Paste. That was what I had smelled, hidden under the odor of old grapefruit juice. Cheap, five-and-dime white paste. The kind Lippy would buy—if he had bothered to repair the flap. Given the rips and hanging threads elsewhere in the case, I couldn’t see why he would have. I looked closer at the underlying wood, which was covered with clumps of paste. I used the letter opener to chip it away. It wasn’t old and dry like one of those kindergarten projects with colored paper and macaroni. It still had a waxy quality. Someone had repaired it, and recently. I took a safety pin from my desk drawer and opened it. I used the pin point to gently stab the chunks of paste and remove them. I didn’t want to damage the underlying wood in case anything was there. If there was any evidence in the paste itself, like hair or skin, it would still be in the case somewhere when the police lab went over the contents. It just wouldn’t be under the flap. I was curious, I had a right to do this, and if Grant didn’t like it—well, once again, Uncle Oskar said it best: Meshuga zol er vern un arumloyfn iber di gasn. He should go nuts and run through the streets.
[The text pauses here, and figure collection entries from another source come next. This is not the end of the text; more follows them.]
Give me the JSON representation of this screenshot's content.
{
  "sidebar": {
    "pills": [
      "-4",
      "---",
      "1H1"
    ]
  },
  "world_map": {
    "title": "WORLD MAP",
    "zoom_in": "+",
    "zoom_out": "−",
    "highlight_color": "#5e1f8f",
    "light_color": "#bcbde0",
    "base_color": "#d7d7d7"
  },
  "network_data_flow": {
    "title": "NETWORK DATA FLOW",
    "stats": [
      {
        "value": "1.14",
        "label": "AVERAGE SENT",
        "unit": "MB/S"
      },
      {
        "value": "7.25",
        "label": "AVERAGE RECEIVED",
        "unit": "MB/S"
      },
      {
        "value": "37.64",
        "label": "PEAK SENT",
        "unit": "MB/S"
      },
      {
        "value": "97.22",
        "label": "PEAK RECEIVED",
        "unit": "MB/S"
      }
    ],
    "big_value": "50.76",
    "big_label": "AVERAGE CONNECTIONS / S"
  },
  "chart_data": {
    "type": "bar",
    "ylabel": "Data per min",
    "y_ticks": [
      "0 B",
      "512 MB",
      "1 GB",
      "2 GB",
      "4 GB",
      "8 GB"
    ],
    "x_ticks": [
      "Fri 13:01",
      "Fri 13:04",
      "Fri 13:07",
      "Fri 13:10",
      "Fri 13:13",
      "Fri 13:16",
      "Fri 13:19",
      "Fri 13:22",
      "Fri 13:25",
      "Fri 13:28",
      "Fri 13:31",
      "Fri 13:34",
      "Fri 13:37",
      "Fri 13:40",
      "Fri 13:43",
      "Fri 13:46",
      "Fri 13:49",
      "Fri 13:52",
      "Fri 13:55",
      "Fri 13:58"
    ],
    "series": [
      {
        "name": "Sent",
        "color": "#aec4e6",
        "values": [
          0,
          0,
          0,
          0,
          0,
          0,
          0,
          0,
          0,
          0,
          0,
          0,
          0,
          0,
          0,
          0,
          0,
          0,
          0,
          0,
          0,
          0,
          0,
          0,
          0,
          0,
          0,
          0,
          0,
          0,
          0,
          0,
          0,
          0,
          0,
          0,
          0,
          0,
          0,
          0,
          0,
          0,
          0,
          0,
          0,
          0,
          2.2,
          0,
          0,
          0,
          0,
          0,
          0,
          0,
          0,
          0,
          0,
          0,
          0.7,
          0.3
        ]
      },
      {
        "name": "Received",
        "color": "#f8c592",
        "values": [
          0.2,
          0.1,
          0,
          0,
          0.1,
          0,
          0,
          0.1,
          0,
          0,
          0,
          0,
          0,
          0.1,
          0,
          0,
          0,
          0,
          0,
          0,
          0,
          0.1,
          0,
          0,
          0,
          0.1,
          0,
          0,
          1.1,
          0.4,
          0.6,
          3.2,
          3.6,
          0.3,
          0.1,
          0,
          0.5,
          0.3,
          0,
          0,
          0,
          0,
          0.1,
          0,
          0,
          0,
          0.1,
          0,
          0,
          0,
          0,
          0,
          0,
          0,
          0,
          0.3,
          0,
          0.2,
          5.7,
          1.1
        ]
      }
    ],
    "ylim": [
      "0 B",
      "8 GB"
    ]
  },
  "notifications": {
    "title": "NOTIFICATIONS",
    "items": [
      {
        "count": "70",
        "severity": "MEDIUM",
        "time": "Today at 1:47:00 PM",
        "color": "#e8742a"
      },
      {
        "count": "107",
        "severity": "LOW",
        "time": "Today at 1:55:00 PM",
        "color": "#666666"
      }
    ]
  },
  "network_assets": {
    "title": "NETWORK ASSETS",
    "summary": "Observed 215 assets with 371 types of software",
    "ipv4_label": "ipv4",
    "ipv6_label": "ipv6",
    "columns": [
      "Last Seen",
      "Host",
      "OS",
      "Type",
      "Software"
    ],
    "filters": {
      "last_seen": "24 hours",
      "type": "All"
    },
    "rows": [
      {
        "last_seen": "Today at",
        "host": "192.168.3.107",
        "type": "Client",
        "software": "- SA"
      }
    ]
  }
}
I removed a flat, ivory-colored chunk, like a stepped-on piece of feta, and froze. It wasn’t on the wood that I found something. It was on the tuchas end of one of the paste chunks. Two smudgy blue markings—handwriting, in ink? They looked like “pp.” It could have been part of Lippy or Tippi. A letter for his sister? My mind jumped to words like “happening” and “apparently.” Did this have something to do with the treasure he told Tippi about? I looked again at the smear. It could also have been an “rr” that ran. For Barron? I took a picture with my cell phone.